Après avoir lu le récit que nous propose Éric Simard, on s'est posé une question qui n'a abouti qu'à une chronique succincte, traitant du parcours d'une femme qui, de sa naissance à sa mort, n'a pensé qu'à se détruire sans avoir, au passage, éliminé plusieurs de ses semblables. Où commence l'horreur, où se termine la tolérance que nous portons aux agissements de certains êtres, contaminés par le mal duquel nous parlons sans toutefois en réaliser la réelle portée ?

Donc une histoire dure comme un diamant, pathologique serait plus enveloppant pour discerner les causes morbides qui agissent sur la narratrice, causes incompréhensibles à un esprit équilibré. Mais là encore, la valeur des mots semble minimiser le comportement haineux de cette femme, décortiquant ses actes et ses préjudices année après année. Elle s'est mariée, a été mère, a aimé, a haï jusqu'à la folie. A tué, pensant que le crime adoucirait sa rancœur. Elle veut vivre seule, ignorant qu'elle l'est depuis longtemps, depuis qu'une confusion hautement maladive a cerné son cerveau, son corps. Comment s'aimer dans pareil désastre mental ? Son corps se désagrège.
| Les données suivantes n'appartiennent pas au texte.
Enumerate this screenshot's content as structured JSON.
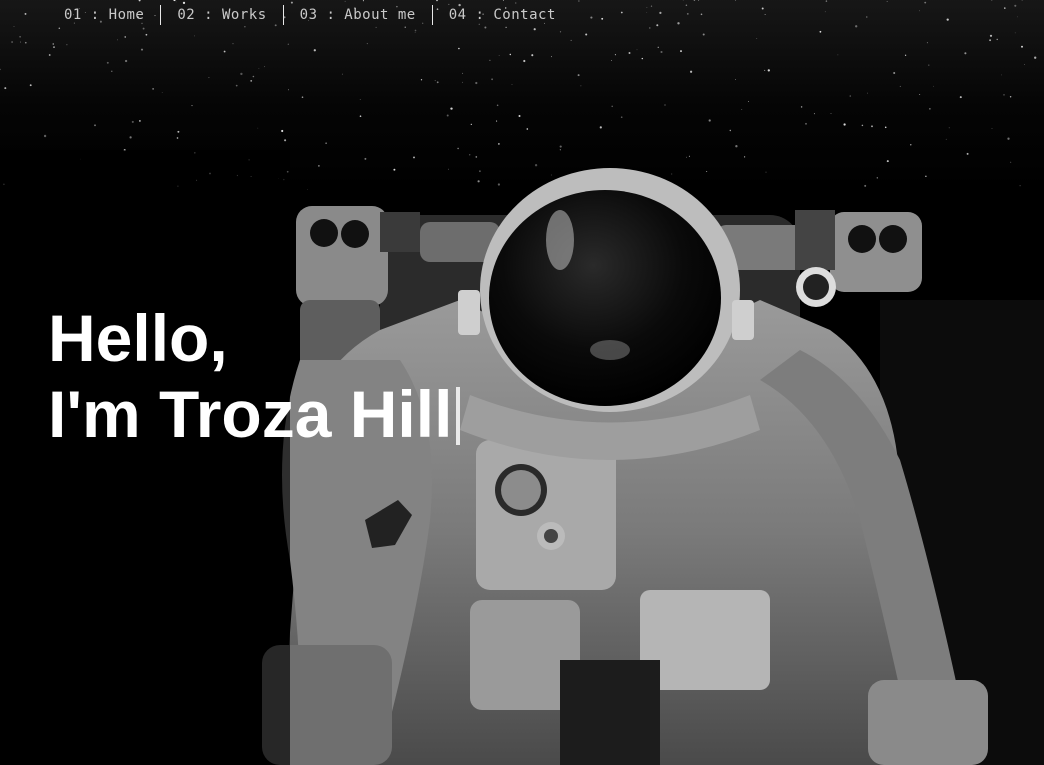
{
  "nav": {
    "items": [
      {
        "number": "01",
        "label": "Home",
        "text": "01 : Home"
      },
      {
        "number": "02",
        "label": "Works",
        "text": "02 : Works"
      },
      {
        "number": "03",
        "label": "About me",
        "text": "03 : About me"
      },
      {
        "number": "04",
        "label": "Contact",
        "text": "04 : Contact"
      }
    ]
  },
  "hero": {
    "greeting": "Hello,",
    "name_line": "I'm Troza Hill",
    "background_image": "astronaut-in-space",
    "colors": {
      "background": "#000000",
      "text": "#ffffff",
      "nav_text": "#c9c9c9"
    }
  }
}
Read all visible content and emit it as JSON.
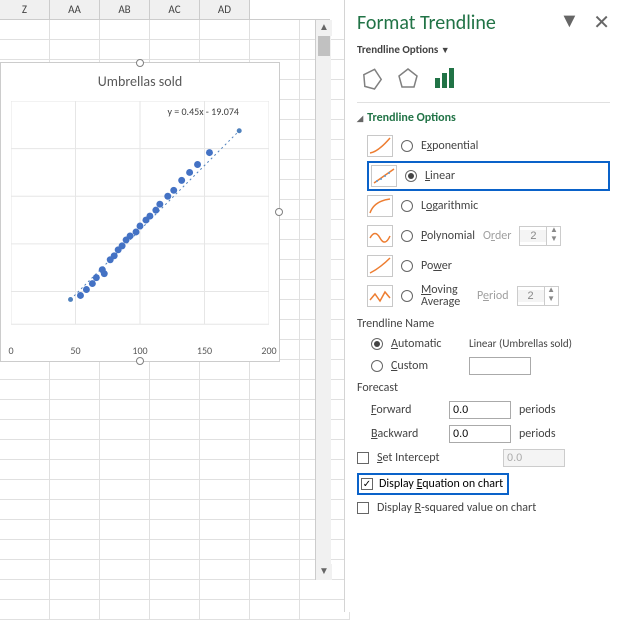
{
  "columns": [
    "Z",
    "AA",
    "AB",
    "AC",
    "AD"
  ],
  "chart": {
    "title": "Umbrellas sold",
    "equation": "y = 0.45x - 19.074",
    "xticks": [
      "0",
      "50",
      "100",
      "150",
      "200"
    ]
  },
  "chart_data": {
    "type": "scatter",
    "title": "Umbrellas sold",
    "xlabel": "",
    "ylabel": "",
    "xlim": [
      0,
      200
    ],
    "trendline": {
      "type": "linear",
      "slope": 0.45,
      "intercept": -19.074,
      "equation": "y = 0.45x - 19.074"
    },
    "points": [
      {
        "x": 65,
        "y": 11
      },
      {
        "x": 70,
        "y": 13
      },
      {
        "x": 77,
        "y": 15
      },
      {
        "x": 80,
        "y": 17
      },
      {
        "x": 85,
        "y": 20
      },
      {
        "x": 88,
        "y": 19
      },
      {
        "x": 92,
        "y": 23
      },
      {
        "x": 95,
        "y": 24
      },
      {
        "x": 98,
        "y": 26
      },
      {
        "x": 102,
        "y": 27
      },
      {
        "x": 105,
        "y": 29
      },
      {
        "x": 108,
        "y": 30
      },
      {
        "x": 112,
        "y": 31
      },
      {
        "x": 116,
        "y": 33
      },
      {
        "x": 120,
        "y": 35
      },
      {
        "x": 125,
        "y": 36
      },
      {
        "x": 128,
        "y": 38
      },
      {
        "x": 132,
        "y": 40
      },
      {
        "x": 138,
        "y": 42
      },
      {
        "x": 142,
        "y": 44
      },
      {
        "x": 148,
        "y": 47
      },
      {
        "x": 155,
        "y": 50
      },
      {
        "x": 160,
        "y": 52
      },
      {
        "x": 168,
        "y": 56
      }
    ]
  },
  "pane": {
    "title": "Format Trendline",
    "subtitle": "Trendline Options",
    "section": "Trendline Options",
    "types": {
      "exponential": "Exponential",
      "linear": "Linear",
      "logarithmic": "Logarithmic",
      "polynomial": "Polynomial",
      "power": "Power",
      "moving_average": "Moving Average"
    },
    "order_label": "Order",
    "order_value": "2",
    "period_label": "Period",
    "period_value": "2",
    "name_section": "Trendline Name",
    "automatic": "Automatic",
    "custom": "Custom",
    "auto_name": "Linear (Umbrellas sold)",
    "forecast_section": "Forecast",
    "forward": "Forward",
    "backward": "Backward",
    "fwd_value": "0.0",
    "bwd_value": "0.0",
    "periods_suffix": "periods",
    "set_intercept": "Set Intercept",
    "intercept_value": "0.0",
    "display_eq": "Display Equation on chart",
    "display_r2": "Display R-squared value on chart"
  }
}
Son esprit se disloque. Les médecins emploient les grands moyens, essayant de juguler la tentaculaire, morbide passion qui la brûle jusqu'à l'os. Elle est enfermée, ceinturée, anesthésiée. Lobotomie physique et mentale. Rien n'y fait. Quand elle revient à elle, la narratrice retombe dans ses affres habituelles qui la dévorent, annihilent ce qu'elle espère d'elle-même. Jusqu'au jour où une petite fille ne cessera de la visiter, la narratrice piégée dans un état d'enfance tronquée, qu'elle devra payer de sa vie. La petite fille s'avère-t-elle un miroir de l'enfant qu'elle a tué hors et à l'intérieur d'elle-même ? Du remords qu'elle ne peut nommer, trop engoncée dans ses travers dramatiques ? Tout dépasse cette femme, le décompte de ses années entre dans une phase de mort sursitaire, de rires déments, de désorganisation subversive. La jeune inconnue l'entraînant vers des dérives où se débattre ne servirait qu'à se noyer, à s'étouffer dans des spasmes violents, hors de toute accalmie libératrice. Cette fillette, qu'elle ne veut plus rencontrer, elle en a peur, a très bien saisi qu'il est temps de régler des arriérés mortifères, aujourd'hui âgés de soixante-dix ans, l'âge de la vieille femme. Sentence d'un ange démoniaque.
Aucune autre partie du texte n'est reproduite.